While controversy rages across the country over whether computerized voting machines may result in lost or manipulated votes, there is another change in the election system this year that could lead to lost voting rights: Some people who show up at the polls will now have to show identification in order to cast a ballot. The federal Help America Vote Act of 2002 (HAVA) requires first-time voters in a “jurisdiction” who register by mail and who do not include verification with their registration form to present identification. The identification can be a photo ID, utility bill, bank statement or government document that shows the name and address of the voter. Despite the apparent limited reach of the new requirement, there is already evidence that it could lead to disenfranchisement of minority voters in particular.

Officials in South Dakota are investigating complaints from voters–primarily from counties in which Indian reservations are located–that they were not allowed to vote in the June primary when they could not produce photo identification, as is required for all voters under a recently passed South Dakota law. Although poll workers were also required by law to offer such voters affidavit ballots, they did not do so and simply turned them away.

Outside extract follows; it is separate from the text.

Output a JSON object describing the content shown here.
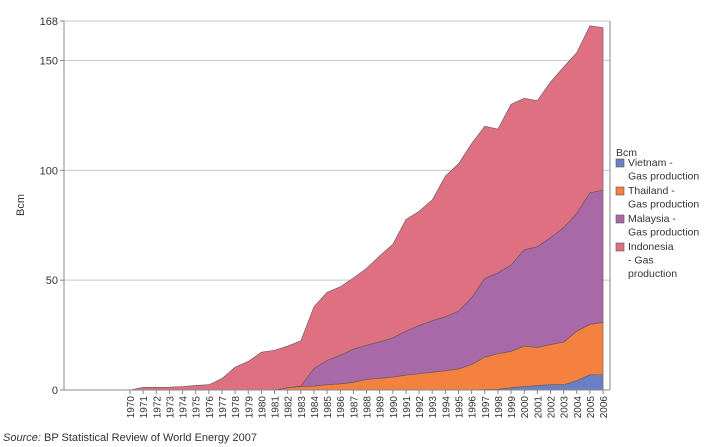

Similar complaints came out of the Ohio primary in March. The Cleveland Plain Dealer reported that the voter-empowerment coordinator for the NAACP received at least fifty phone calls from black voters who were required to present identification in Cuyahoga County–a suspiciously high number considering that, according to the Cuyahoga County Board of Elections, a total of only 185 voters in the whole jurisdiction were required under HAVA to present identification. A leader of the Greater Cleveland Voter Registration Coalition also received such calls from black voters.

In Mississippi, a state with a long history of creating hurdles for minority voters, a bitterly partisan dispute over enacting a voter ID requirement for all voters–not just the narrow group identified in HAVA–rekindled conflicts from the not-so-distant past about racial discrimination at the polls. Most white legislators argued that this is a sensible anti-fraud measure. But African-American legislators reminded their colleagues of the barriers minority voters have had to overcome throughout American history, especially in the South, such as poll taxes and literacy tests. The voter identification requirement, they said, represents a new obstacle that is likely to fall disproportionately on minority voters. Mississippi blacks remember that as recently as 1993, the governor wanted to require people registering under the new motor-voter law–intended to make registration easier for minorities–to show identification.

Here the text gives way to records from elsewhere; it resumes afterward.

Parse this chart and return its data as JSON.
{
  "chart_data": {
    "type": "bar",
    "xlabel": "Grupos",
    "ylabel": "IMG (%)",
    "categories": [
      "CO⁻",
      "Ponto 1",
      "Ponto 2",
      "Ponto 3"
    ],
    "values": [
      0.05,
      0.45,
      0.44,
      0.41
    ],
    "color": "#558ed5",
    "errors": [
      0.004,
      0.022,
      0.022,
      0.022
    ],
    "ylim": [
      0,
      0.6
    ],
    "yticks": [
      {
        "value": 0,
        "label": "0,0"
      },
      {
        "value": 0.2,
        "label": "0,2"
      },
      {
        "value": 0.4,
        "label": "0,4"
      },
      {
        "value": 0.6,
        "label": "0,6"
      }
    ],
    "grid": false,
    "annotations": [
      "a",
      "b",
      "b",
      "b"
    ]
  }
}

There are many ways an ID requirement can be used to disqualify people from voting. For example, poll workers might–purposely or inadvertently–fail to give voters the complete list of alternative nonphoto IDs HAVA allows the voter to present. Also, any person who cannot present acceptable identification is supposed to be offered an affidavit or provisional ballot. But that may not happen–as in the South Dakota case–or even if it does, depending on state law and whether the voter voted in the right precinct, that ballot might not be counted. In addition, other voters might not have the kind of identification required by the law. For example, it is not unusual for only one spouse to be listed on household bills or for low-income people, senior citizens, people with disabilities and students not to have driver’s licenses, bank accounts or paychecks. States can spell out in their implementation rules the many types of documents that can be construed to meet this requirement. In California, the secretary of state has said this includes such items as a student ID card, public housing ID card, drug prescription or tax return. But other states may interpret the types of acceptable identification more narrowly, and some voters could simply find themselves disenfranchised.

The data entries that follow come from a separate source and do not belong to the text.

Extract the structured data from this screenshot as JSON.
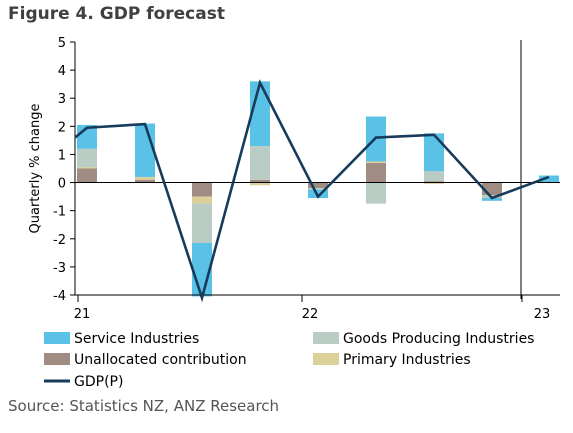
{
  "title": "Figure 4. GDP forecast",
  "source": "Source: Statistics NZ, ANZ Research",
  "chart_data": {
    "type": "bar",
    "ylabel": "Quarterly % change",
    "ylim": [
      -4,
      5
    ],
    "yticks": [
      -4,
      -3,
      -2,
      -1,
      0,
      1,
      2,
      3,
      4,
      5
    ],
    "x_labels": [
      "21",
      "22",
      "23"
    ],
    "forecast_divider": true,
    "legend_position": "bottom",
    "series": [
      {
        "name": "Service Industries",
        "color": "#5bc2e7",
        "values": [
          0.85,
          1.9,
          -1.9,
          2.3,
          -0.3,
          1.6,
          1.35,
          -0.1,
          0.25
        ]
      },
      {
        "name": "Goods Producing Industries",
        "color": "#b9cdc4",
        "values": [
          0.65,
          0.0,
          -1.4,
          1.2,
          -0.05,
          -0.75,
          0.35,
          -0.1,
          0.0
        ]
      },
      {
        "name": "Unallocated contribution",
        "color": "#a08c83",
        "values": [
          0.5,
          0.1,
          -0.5,
          0.1,
          -0.2,
          0.7,
          0.05,
          -0.45,
          0.0
        ]
      },
      {
        "name": "Primary Industries",
        "color": "#dcd09a",
        "values": [
          0.05,
          0.1,
          -0.25,
          -0.1,
          0.0,
          0.05,
          -0.05,
          0.0,
          0.0
        ]
      }
    ],
    "line": {
      "name": "GDP(P)",
      "color": "#173b5b",
      "values": [
        1.95,
        2.08,
        -4.1,
        3.55,
        -0.5,
        1.6,
        1.7,
        -0.55,
        0.2
      ]
    }
  }
}
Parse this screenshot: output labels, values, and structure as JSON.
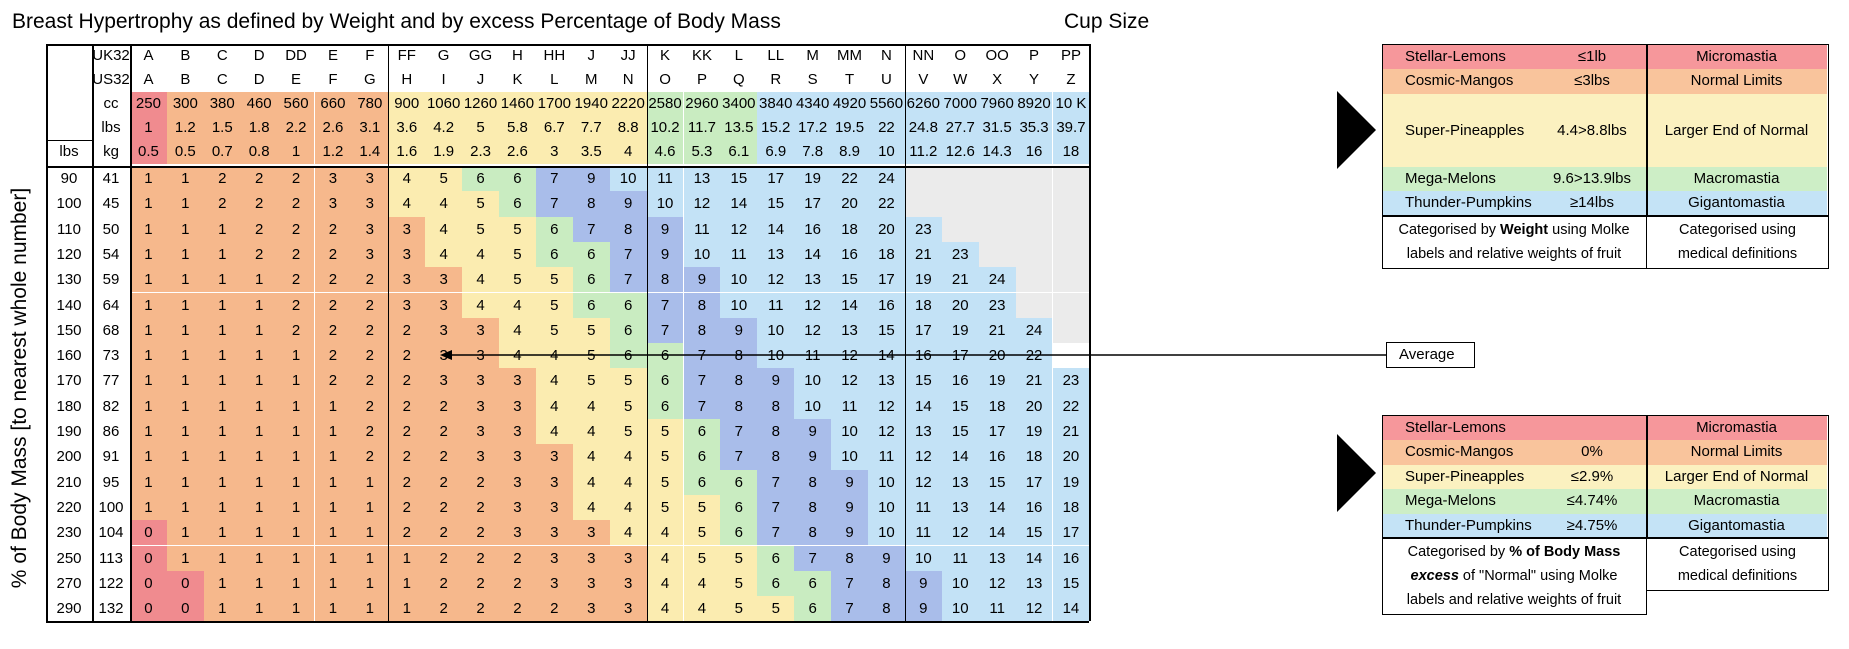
{
  "title": "Breast Hypertrophy as defined by Weight and by excess Percentage of Body Mass",
  "cup_size_label": "Cup Size",
  "y_axis_label": "% of Body Mass [to nearest whole number]",
  "row_labels": {
    "uk": "UK32",
    "us": "US32",
    "cc": "cc",
    "lbs": "lbs",
    "kg": "kg",
    "lbs_col": "lbs"
  },
  "cups_uk": [
    "A",
    "B",
    "C",
    "D",
    "DD",
    "E",
    "F",
    "FF",
    "G",
    "GG",
    "H",
    "HH",
    "J",
    "JJ",
    "K",
    "KK",
    "L",
    "LL",
    "M",
    "MM",
    "N",
    "NN",
    "O",
    "OO",
    "P",
    "PP"
  ],
  "cups_us": [
    "A",
    "B",
    "C",
    "D",
    "E",
    "F",
    "G",
    "H",
    "I",
    "J",
    "K",
    "L",
    "M",
    "N",
    "O",
    "P",
    "Q",
    "R",
    "S",
    "T",
    "U",
    "V",
    "W",
    "X",
    "Y",
    "Z"
  ],
  "cc": [
    "250",
    "300",
    "380",
    "460",
    "560",
    "660",
    "780",
    "900",
    "1060",
    "1260",
    "1460",
    "1700",
    "1940",
    "2220",
    "2580",
    "2960",
    "3400",
    "3840",
    "4340",
    "4920",
    "5560",
    "6260",
    "7000",
    "7960",
    "8920",
    "10 K"
  ],
  "lbs": [
    "1",
    "1.2",
    "1.5",
    "1.8",
    "2.2",
    "2.6",
    "3.1",
    "3.6",
    "4.2",
    "5",
    "5.8",
    "6.7",
    "7.7",
    "8.8",
    "10.2",
    "11.7",
    "13.5",
    "15.2",
    "17.2",
    "19.5",
    "22",
    "24.8",
    "27.7",
    "31.5",
    "35.3",
    "39.7"
  ],
  "kg": [
    "0.5",
    "0.5",
    "0.7",
    "0.8",
    "1",
    "1.2",
    "1.4",
    "1.6",
    "1.9",
    "2.3",
    "2.6",
    "3",
    "3.5",
    "4",
    "4.6",
    "5.3",
    "6.1",
    "6.9",
    "7.8",
    "8.9",
    "10",
    "11.2",
    "12.6",
    "14.3",
    "16",
    "18"
  ],
  "rows": [
    {
      "lbs": "90",
      "kg": "41",
      "v": [
        "1",
        "1",
        "2",
        "2",
        "2",
        "3",
        "3",
        "4",
        "5",
        "6",
        "6",
        "7",
        "9",
        "10",
        "11",
        "13",
        "15",
        "17",
        "19",
        "22",
        "24",
        "",
        "",
        "",
        "",
        ""
      ]
    },
    {
      "lbs": "100",
      "kg": "45",
      "v": [
        "1",
        "1",
        "2",
        "2",
        "2",
        "3",
        "3",
        "4",
        "4",
        "5",
        "6",
        "7",
        "8",
        "9",
        "10",
        "12",
        "14",
        "15",
        "17",
        "20",
        "22",
        "",
        "",
        "",
        "",
        ""
      ]
    },
    {
      "lbs": "110",
      "kg": "50",
      "v": [
        "1",
        "1",
        "1",
        "2",
        "2",
        "2",
        "3",
        "3",
        "4",
        "5",
        "5",
        "6",
        "7",
        "8",
        "9",
        "11",
        "12",
        "14",
        "16",
        "18",
        "20",
        "23",
        "",
        "",
        "",
        ""
      ]
    },
    {
      "lbs": "120",
      "kg": "54",
      "v": [
        "1",
        "1",
        "1",
        "2",
        "2",
        "2",
        "3",
        "3",
        "4",
        "4",
        "5",
        "6",
        "6",
        "7",
        "9",
        "10",
        "11",
        "13",
        "14",
        "16",
        "18",
        "21",
        "23",
        "",
        "",
        ""
      ]
    },
    {
      "lbs": "130",
      "kg": "59",
      "v": [
        "1",
        "1",
        "1",
        "1",
        "2",
        "2",
        "2",
        "3",
        "3",
        "4",
        "5",
        "5",
        "6",
        "7",
        "8",
        "9",
        "10",
        "12",
        "13",
        "15",
        "17",
        "19",
        "21",
        "24",
        "",
        ""
      ]
    },
    {
      "lbs": "140",
      "kg": "64",
      "v": [
        "1",
        "1",
        "1",
        "1",
        "2",
        "2",
        "2",
        "3",
        "3",
        "4",
        "4",
        "5",
        "6",
        "6",
        "7",
        "8",
        "10",
        "11",
        "12",
        "14",
        "16",
        "18",
        "20",
        "23",
        "",
        ""
      ]
    },
    {
      "lbs": "150",
      "kg": "68",
      "v": [
        "1",
        "1",
        "1",
        "1",
        "2",
        "2",
        "2",
        "2",
        "3",
        "3",
        "4",
        "5",
        "5",
        "6",
        "7",
        "8",
        "9",
        "10",
        "12",
        "13",
        "15",
        "17",
        "19",
        "21",
        "24",
        ""
      ]
    },
    {
      "lbs": "160",
      "kg": "73",
      "v": [
        "1",
        "1",
        "1",
        "1",
        "1",
        "2",
        "2",
        "2",
        "3",
        "3",
        "4",
        "4",
        "5",
        "6",
        "6",
        "7",
        "8",
        "10",
        "11",
        "12",
        "14",
        "16",
        "17",
        "20",
        "22",
        ""
      ]
    },
    {
      "lbs": "170",
      "kg": "77",
      "v": [
        "1",
        "1",
        "1",
        "1",
        "1",
        "2",
        "2",
        "2",
        "3",
        "3",
        "3",
        "4",
        "5",
        "5",
        "6",
        "7",
        "8",
        "9",
        "10",
        "12",
        "13",
        "15",
        "16",
        "19",
        "21",
        "23"
      ]
    },
    {
      "lbs": "180",
      "kg": "82",
      "v": [
        "1",
        "1",
        "1",
        "1",
        "1",
        "1",
        "2",
        "2",
        "2",
        "3",
        "3",
        "4",
        "4",
        "5",
        "6",
        "7",
        "8",
        "8",
        "10",
        "11",
        "12",
        "14",
        "15",
        "18",
        "20",
        "22"
      ]
    },
    {
      "lbs": "190",
      "kg": "86",
      "v": [
        "1",
        "1",
        "1",
        "1",
        "1",
        "1",
        "2",
        "2",
        "2",
        "3",
        "3",
        "4",
        "4",
        "5",
        "5",
        "6",
        "7",
        "8",
        "9",
        "10",
        "12",
        "13",
        "15",
        "17",
        "19",
        "21"
      ]
    },
    {
      "lbs": "200",
      "kg": "91",
      "v": [
        "1",
        "1",
        "1",
        "1",
        "1",
        "1",
        "2",
        "2",
        "2",
        "3",
        "3",
        "3",
        "4",
        "4",
        "5",
        "6",
        "7",
        "8",
        "9",
        "10",
        "11",
        "12",
        "14",
        "16",
        "18",
        "20"
      ]
    },
    {
      "lbs": "210",
      "kg": "95",
      "v": [
        "1",
        "1",
        "1",
        "1",
        "1",
        "1",
        "1",
        "2",
        "2",
        "2",
        "3",
        "3",
        "4",
        "4",
        "5",
        "6",
        "6",
        "7",
        "8",
        "9",
        "10",
        "12",
        "13",
        "15",
        "17",
        "19"
      ]
    },
    {
      "lbs": "220",
      "kg": "100",
      "v": [
        "1",
        "1",
        "1",
        "1",
        "1",
        "1",
        "1",
        "2",
        "2",
        "2",
        "3",
        "3",
        "4",
        "4",
        "5",
        "5",
        "6",
        "7",
        "8",
        "9",
        "10",
        "11",
        "13",
        "14",
        "16",
        "18"
      ]
    },
    {
      "lbs": "230",
      "kg": "104",
      "v": [
        "0",
        "1",
        "1",
        "1",
        "1",
        "1",
        "1",
        "2",
        "2",
        "2",
        "3",
        "3",
        "3",
        "4",
        "4",
        "5",
        "6",
        "7",
        "8",
        "9",
        "10",
        "11",
        "12",
        "14",
        "15",
        "17"
      ]
    },
    {
      "lbs": "250",
      "kg": "113",
      "v": [
        "0",
        "1",
        "1",
        "1",
        "1",
        "1",
        "1",
        "1",
        "2",
        "2",
        "2",
        "3",
        "3",
        "3",
        "4",
        "5",
        "5",
        "6",
        "7",
        "8",
        "9",
        "10",
        "11",
        "13",
        "14",
        "16"
      ]
    },
    {
      "lbs": "270",
      "kg": "122",
      "v": [
        "0",
        "0",
        "1",
        "1",
        "1",
        "1",
        "1",
        "1",
        "2",
        "2",
        "2",
        "3",
        "3",
        "3",
        "4",
        "4",
        "5",
        "6",
        "6",
        "7",
        "8",
        "9",
        "10",
        "12",
        "13",
        "15"
      ]
    },
    {
      "lbs": "290",
      "kg": "132",
      "v": [
        "0",
        "0",
        "1",
        "1",
        "1",
        "1",
        "1",
        "1",
        "2",
        "2",
        "2",
        "2",
        "3",
        "3",
        "4",
        "4",
        "5",
        "5",
        "6",
        "7",
        "8",
        "9",
        "10",
        "11",
        "12",
        "14"
      ]
    }
  ],
  "average_label": "Average",
  "legend_weight": {
    "items": [
      {
        "label": "Stellar-Lemons",
        "range": "≤1lb",
        "medical": "Micromastia",
        "color": "#f6979b"
      },
      {
        "label": "Cosmic-Mangos",
        "range": "≤3lbs",
        "medical": "Normal Limits",
        "color": "#f9c49c"
      },
      {
        "label": "Super-Pineapples",
        "range": "4.4>8.8lbs",
        "medical": "Larger End of Normal",
        "color": "#fbf1c0"
      },
      {
        "label": "Mega-Melons",
        "range": "9.6>13.9lbs",
        "medical": "Macromastia",
        "color": "#cdeec6"
      },
      {
        "label": "Thunder-Pumpkins",
        "range": "≥14lbs",
        "medical": "Gigantomastia",
        "color": "#c4e3f6"
      }
    ],
    "caption_pre": "Categorised by ",
    "caption_bold": "Weight",
    "caption_post": " using Molke",
    "caption_line2": "labels and relative weights of fruit",
    "med_line1": "Categorised using",
    "med_line2": "medical definitions"
  },
  "legend_percent": {
    "items": [
      {
        "label": "Stellar-Lemons",
        "range": "",
        "medical": "Micromastia",
        "color": "#f6979b"
      },
      {
        "label": "Cosmic-Mangos",
        "range": "0%",
        "medical": "Normal Limits",
        "color": "#f9c49c"
      },
      {
        "label": "Super-Pineapples",
        "range": "≤2.9%",
        "medical": "Larger End of Normal",
        "color": "#fbf1c0"
      },
      {
        "label": "Mega-Melons",
        "range": "≤4.74%",
        "medical": "Macromastia",
        "color": "#cdeec6"
      },
      {
        "label": "Thunder-Pumpkins",
        "range": "≥4.75%",
        "medical": "Gigantomastia",
        "color": "#c4e3f6"
      }
    ],
    "caption_pre": "Categorised by ",
    "caption_bold": "% of Body Mass",
    "caption_line2_bold": "excess",
    "caption_line2_post": " of \"Normal\" using Molke",
    "caption_line3": "labels and relative weights of fruit",
    "med_line1": "Categorised using",
    "med_line2": "medical definitions"
  },
  "colors": {
    "red": "#f08b8f",
    "orange": "#f6b88c",
    "peach": "#f9d7ad",
    "yellow": "#fbecb0",
    "green": "#c9ecc1",
    "blue": "#a9bdea",
    "lightblue": "#c3e2f6",
    "gray": "#ebebeb"
  }
}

Finally, there has long been concern among civil rights advocates that election officials and poll workers might selectively enforce the HAVA identification provision–say by only asking minority voters to produce documentation. The nation is–justifiably–focused on the problems of the machines voters will be using this fall. In the meantime, however, let’s not forget about the problems that may prevent voters from entering the booth in the first place.